Do not forget two hardware prerequisites. The workstation first: photogrammetric processing devours resources — 32 to 64 GB of RAM and a recent graphics card are the minimum to process a 500-photo site without losing a night. The drone second: an RTK module drastically reduces the need for ground control points. And if you are on the client side rather than a pilot, there is no need to invest: the operators listed on our drone surveying and photogrammetry page deliver turnkey orthophotos and 3D models.
Frequently asked questions about photogrammetry software
What is the best free photogrammetry software? WebODM, without hesitation, for mapping deliverables (orthophotos, terrain models, volumes). Meshroom complements it for pure 3D, and MicMac beats it on accuracy if the command line does not scare you.
How many photos does a proper reconstruction need? It depends on the area and target resolution, but the golden rule is overlap: at least 75% forward and 65% side. A house and its plot process with 100 to 200 photos, a one-hectare site with 300 to 600.
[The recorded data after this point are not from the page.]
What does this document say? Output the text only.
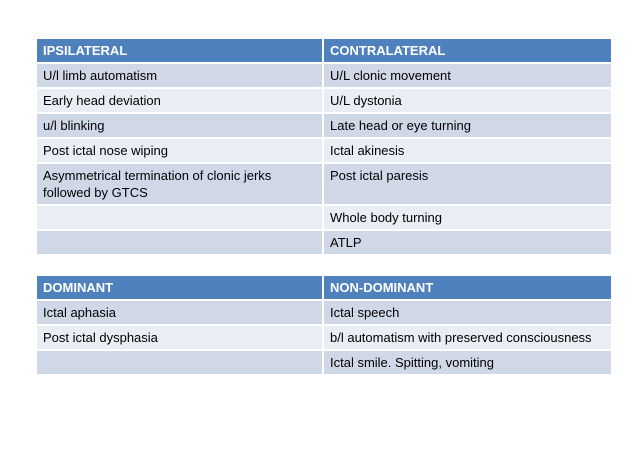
IPSILATERAL	CONTRALATERAL
U/l limb automatism	U/L clonic movement
Early head deviation	U/L dystonia
u/l blinking	Late head or eye turning
Post ictal nose wiping	Ictal akinesis
Asymmetrical termination of clonic jerks followed by GTCS	Post ictal paresis
	Whole body turning
	ATLP
DOMINANT	NON-DOMINANT
Ictal aphasia	Ictal speech
Post ictal dysphasia	b/l automatism with preserved consciousness
	Ictal smile. Spitting, vomiting
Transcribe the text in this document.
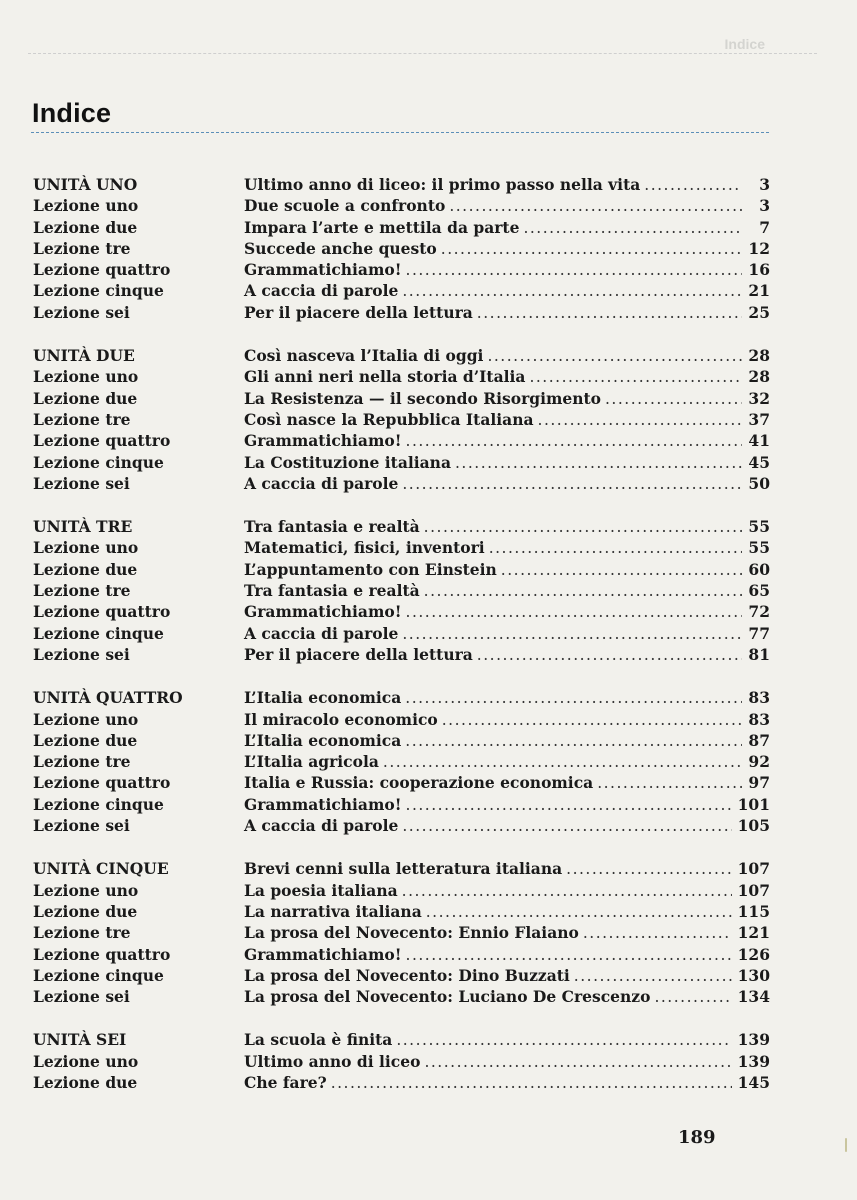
Indice
Indice
UNITÀ UNO	Ultimo anno di liceo: il primo passo nella vita .....	3
Lezione uno	Due scuole a confronto .....	3
Lezione due	Impara l’arte e mettila da parte .....	7
Lezione tre	Succede anche questo .....	12
Lezione quattro	Grammatichiamo! .....	16
Lezione cinque	A caccia di parole .....	21
Lezione sei	Per il piacere della lettura .....	25
UNITÀ DUE	Così nasceva l’Italia di oggi .....	28
Lezione uno	Gli anni neri nella storia d’Italia .....	28
Lezione due	La Resistenza — il secondo Risorgimento .....	32
Lezione tre	Così nasce la Repubblica Italiana .....	37
Lezione quattro	Grammatichiamo! .....	41
Lezione cinque	La Costituzione italiana .....	45
Lezione sei	A caccia di parole .....	50
UNITÀ TRE	Tra fantasia e realtà .....	55
Lezione uno	Matematici, fisici, inventori .....	55
Lezione due	L’appuntamento con Einstein .....	60
Lezione tre	Tra fantasia e realtà .....	65
Lezione quattro	Grammatichiamo! .....	72
Lezione cinque	A caccia di parole .....	77
Lezione sei	Per il piacere della lettura .....	81
UNITÀ QUATTRO	L’Italia economica .....	83
Lezione uno	Il miracolo economico .....	83
Lezione due	L’Italia economica .....	87
Lezione tre	L’Italia agricola .....	92
Lezione quattro	Italia e Russia: cooperazione economica .....	97
Lezione cinque	Grammatichiamo! .....	101
Lezione sei	A caccia di parole .....	105
UNITÀ CINQUE	Brevi cenni sulla letteratura italiana .....	107
Lezione uno	La poesia italiana .....	107
Lezione due	La narrativa italiana .....	115
Lezione tre	La prosa del Novecento: Ennio Flaiano .....	121
Lezione quattro	Grammatichiamo! .....	126
Lezione cinque	La prosa del Novecento: Dino Buzzati .....	130
Lezione sei	La prosa del Novecento: Luciano De Crescenzo .....	134
UNITÀ SEI	La scuola è finita .....	139
Lezione uno	Ultimo anno di liceo .....	139
Lezione due	Che fare? .....	145
189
What accuracy can you reach? Without control points: a few dozen centimetres to several metres in absolute terms. With an RTK drone or GNSS-surveyed GCPs: 2 to 5 cm horizontally, which satisfies most survey uses.
Do you need an RTK drone for photogrammetry? Not to start: any drone with a good camera will do, with georeferencing handled through ground control points. RTK becomes worthwhile when the time spent laying targets exceeds the module's extra cost — typically beyond one mission per week.